For now, Buffalo and Trempealeau counties have responded with recommendations, not hard-and-fast rules. A Trempealeau County Health Department staff member said Trempealeau County was working on rules and expected to release them this weekend on its website and social media. For now, Buffalo County Public Health Officer April Loeffler said her department was only issuing guidelines, not requirements. “We’ll watch closely the situation to see if there’s any interventions we need to do to address it,” she added.

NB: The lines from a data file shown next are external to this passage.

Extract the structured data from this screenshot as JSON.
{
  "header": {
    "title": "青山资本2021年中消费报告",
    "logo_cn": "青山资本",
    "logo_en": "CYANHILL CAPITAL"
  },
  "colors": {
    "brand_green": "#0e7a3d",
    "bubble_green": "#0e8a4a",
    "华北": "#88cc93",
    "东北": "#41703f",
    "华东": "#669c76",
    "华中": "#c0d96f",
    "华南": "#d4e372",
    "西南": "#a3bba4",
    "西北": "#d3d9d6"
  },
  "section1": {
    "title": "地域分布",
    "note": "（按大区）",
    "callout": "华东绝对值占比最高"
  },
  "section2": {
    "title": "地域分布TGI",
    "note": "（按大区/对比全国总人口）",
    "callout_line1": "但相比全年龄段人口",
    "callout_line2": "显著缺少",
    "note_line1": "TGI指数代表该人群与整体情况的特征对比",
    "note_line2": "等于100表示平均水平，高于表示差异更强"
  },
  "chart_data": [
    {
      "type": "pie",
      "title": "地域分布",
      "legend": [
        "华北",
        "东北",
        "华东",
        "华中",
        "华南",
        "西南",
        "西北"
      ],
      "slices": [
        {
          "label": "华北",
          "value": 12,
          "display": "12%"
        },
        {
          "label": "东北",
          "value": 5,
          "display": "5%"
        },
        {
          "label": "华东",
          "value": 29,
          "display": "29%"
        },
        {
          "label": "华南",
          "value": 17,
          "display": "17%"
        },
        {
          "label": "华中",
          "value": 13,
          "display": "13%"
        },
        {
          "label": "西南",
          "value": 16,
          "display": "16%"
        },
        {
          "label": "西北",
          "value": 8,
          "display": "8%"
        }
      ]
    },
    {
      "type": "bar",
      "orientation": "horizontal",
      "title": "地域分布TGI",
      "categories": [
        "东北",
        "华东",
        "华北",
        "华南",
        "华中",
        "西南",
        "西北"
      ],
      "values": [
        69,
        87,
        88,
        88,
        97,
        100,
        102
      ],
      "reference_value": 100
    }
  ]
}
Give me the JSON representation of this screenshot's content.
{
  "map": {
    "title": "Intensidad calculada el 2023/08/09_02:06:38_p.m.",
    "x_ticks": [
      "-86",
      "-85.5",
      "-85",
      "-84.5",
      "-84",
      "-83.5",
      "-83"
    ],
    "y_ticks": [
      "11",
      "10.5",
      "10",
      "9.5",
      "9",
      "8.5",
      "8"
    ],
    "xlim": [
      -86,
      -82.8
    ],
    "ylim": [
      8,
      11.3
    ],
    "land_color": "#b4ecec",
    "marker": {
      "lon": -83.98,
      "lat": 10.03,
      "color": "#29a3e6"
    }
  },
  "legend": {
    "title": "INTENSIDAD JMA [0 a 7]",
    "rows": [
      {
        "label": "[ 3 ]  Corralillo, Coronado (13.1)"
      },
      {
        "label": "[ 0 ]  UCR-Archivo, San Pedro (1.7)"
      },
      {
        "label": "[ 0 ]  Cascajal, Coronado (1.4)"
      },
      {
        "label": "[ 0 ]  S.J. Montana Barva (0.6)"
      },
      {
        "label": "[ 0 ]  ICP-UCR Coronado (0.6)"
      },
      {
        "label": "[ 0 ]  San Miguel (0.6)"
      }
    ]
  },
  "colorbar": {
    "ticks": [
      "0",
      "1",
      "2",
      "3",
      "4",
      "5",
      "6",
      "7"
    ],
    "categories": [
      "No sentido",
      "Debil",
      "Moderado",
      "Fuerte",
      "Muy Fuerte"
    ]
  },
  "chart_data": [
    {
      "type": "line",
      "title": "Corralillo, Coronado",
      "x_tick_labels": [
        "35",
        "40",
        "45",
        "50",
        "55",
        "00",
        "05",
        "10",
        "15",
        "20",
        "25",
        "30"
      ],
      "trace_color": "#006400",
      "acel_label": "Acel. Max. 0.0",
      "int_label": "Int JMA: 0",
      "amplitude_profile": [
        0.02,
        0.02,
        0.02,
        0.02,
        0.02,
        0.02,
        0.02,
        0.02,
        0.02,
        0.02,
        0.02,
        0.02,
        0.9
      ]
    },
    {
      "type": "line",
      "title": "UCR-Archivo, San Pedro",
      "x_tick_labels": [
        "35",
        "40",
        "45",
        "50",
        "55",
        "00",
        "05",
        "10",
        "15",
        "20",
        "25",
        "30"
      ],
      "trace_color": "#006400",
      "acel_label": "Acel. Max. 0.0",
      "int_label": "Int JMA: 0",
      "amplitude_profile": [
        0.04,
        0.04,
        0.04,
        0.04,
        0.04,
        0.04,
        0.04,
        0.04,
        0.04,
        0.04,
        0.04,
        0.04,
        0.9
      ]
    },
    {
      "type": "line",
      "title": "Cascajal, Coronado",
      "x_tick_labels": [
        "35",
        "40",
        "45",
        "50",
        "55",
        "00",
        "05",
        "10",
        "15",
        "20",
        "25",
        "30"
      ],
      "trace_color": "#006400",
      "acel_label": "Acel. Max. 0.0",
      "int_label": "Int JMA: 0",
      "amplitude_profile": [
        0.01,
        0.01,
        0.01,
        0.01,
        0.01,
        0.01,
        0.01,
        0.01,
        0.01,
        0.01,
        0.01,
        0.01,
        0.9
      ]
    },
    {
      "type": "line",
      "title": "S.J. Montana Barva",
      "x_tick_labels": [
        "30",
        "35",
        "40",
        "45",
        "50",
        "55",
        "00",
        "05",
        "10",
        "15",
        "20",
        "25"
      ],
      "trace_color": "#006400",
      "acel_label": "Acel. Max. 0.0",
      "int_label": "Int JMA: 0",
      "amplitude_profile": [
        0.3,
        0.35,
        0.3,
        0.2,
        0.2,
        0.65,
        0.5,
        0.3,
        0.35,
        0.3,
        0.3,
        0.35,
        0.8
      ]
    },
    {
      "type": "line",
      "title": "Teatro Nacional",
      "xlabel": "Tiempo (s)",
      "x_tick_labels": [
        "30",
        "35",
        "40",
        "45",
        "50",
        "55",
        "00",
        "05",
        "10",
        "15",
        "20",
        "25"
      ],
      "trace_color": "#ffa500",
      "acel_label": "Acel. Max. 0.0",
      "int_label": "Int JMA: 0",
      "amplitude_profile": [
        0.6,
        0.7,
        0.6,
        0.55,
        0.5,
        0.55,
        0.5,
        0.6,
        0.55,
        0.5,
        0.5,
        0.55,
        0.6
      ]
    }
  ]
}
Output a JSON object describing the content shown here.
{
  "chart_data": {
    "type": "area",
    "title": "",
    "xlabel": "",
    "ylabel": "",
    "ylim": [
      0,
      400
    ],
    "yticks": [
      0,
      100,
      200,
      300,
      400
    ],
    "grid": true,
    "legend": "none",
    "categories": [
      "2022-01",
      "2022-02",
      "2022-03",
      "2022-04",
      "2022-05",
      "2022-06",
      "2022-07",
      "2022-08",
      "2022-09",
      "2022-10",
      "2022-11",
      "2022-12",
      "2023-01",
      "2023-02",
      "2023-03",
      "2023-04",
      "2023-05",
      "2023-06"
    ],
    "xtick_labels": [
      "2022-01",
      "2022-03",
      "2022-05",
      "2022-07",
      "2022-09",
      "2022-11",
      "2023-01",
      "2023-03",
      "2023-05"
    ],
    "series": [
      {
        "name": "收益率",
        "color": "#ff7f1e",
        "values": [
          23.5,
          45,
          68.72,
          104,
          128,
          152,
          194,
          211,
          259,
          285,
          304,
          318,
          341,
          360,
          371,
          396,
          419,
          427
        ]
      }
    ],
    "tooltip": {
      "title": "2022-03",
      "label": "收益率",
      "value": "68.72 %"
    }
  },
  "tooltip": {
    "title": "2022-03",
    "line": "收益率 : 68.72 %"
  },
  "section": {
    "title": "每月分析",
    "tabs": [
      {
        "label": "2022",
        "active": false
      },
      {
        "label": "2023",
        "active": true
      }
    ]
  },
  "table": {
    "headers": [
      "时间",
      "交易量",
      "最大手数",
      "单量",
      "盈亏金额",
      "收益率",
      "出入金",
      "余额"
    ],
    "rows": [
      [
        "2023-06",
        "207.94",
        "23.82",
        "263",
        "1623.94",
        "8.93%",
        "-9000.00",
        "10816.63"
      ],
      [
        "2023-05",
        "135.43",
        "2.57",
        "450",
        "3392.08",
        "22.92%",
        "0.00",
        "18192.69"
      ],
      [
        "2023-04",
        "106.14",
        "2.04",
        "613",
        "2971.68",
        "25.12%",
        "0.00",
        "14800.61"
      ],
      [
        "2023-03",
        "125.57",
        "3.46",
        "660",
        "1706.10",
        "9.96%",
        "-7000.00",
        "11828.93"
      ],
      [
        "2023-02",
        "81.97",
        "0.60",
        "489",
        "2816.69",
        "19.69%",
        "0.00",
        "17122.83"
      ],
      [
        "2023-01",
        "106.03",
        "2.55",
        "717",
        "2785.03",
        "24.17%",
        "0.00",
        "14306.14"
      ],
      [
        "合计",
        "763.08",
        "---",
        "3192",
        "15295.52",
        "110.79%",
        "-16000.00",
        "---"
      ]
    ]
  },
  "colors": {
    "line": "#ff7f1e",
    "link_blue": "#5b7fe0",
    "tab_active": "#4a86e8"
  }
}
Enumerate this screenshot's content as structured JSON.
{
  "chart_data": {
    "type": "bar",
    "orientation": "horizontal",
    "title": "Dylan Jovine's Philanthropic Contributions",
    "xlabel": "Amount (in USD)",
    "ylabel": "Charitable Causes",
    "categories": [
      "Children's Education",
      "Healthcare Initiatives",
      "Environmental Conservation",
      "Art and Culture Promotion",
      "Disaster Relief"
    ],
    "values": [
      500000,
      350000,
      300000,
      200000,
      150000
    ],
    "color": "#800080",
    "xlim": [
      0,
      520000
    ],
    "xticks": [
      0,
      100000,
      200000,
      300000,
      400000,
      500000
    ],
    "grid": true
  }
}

“Regrettably, the state of Wisconsin and Buffalo County are not ready to go back to ‘business as usual,’” Loeffler wrote in a press release urging citizens to minimize physical contact with others. “A complete return to pre-COVID function will result in a dramatic rise in infections, hospitalizations, and deaths … To prevent this, we must work together to respond in a united, informed way that balances livelihood with saving lives.”

“Trempealeau County is not ready to return to normal, pre-COVID function,” Trempealeau County Public Health Officer Barb Barczak echoed in a press release. “This will result in an increase in positive cases in our county, overwhelming our public health, emergency responder, and health care systems. We are concerned as we have seen an increase from four to seven people who have tested positive for COVID-19 in 10 days while the safer-at-home order was in place. In light of this situation, Trempealeau County is issuing general guidelines for all Trempealeau County residents.”

When people are close together, the potentially deadly coronavirus spreads through air people breathe; it also spreads through people touching contaminated surfaces and then their mouth or eyes. People can be contagious without showing any symptoms. For those who do experience symptoms, they may include cough, shortness of breath or difficult breathing, chills, muscle pain, sore throat, and new loss of taste or smell.

“We are a small county with limited resources, relying heavily on volunteer and on-call emergency medical responders,” Barczak wrote. “These are our families, friends, and neighbors. Please protect them and the people they come home to by following all of these sensible guidelines: Stay home if you are sick, avoid gathering with more than 10 people who do not live in your household, observe physical distancing of six feet between yourself and others, wear a mask or face covering in all public settings, wash your hands frequently with soap and water, cover coughs and sneezes with your elbow, [and] avoid touching your face.”

The Buffalo County Health Department asked citizens to “stay at home if you are sick, minimize close physical contact with those outside of your household, minimize travel and keep in mind COVID-19 activity varies by location, wear a fabric face covering if you must be in public, maintain six-foot distances with others whenever possible, minimize congregating in groups of any size, wash your hands frequently with soap and water, [and] avoid touching your face.”

Both counties encouraged businesses to follow guidance from the Wisconsin Economic Development Corporation on how to operate safely and prevent the spread of COVID-19.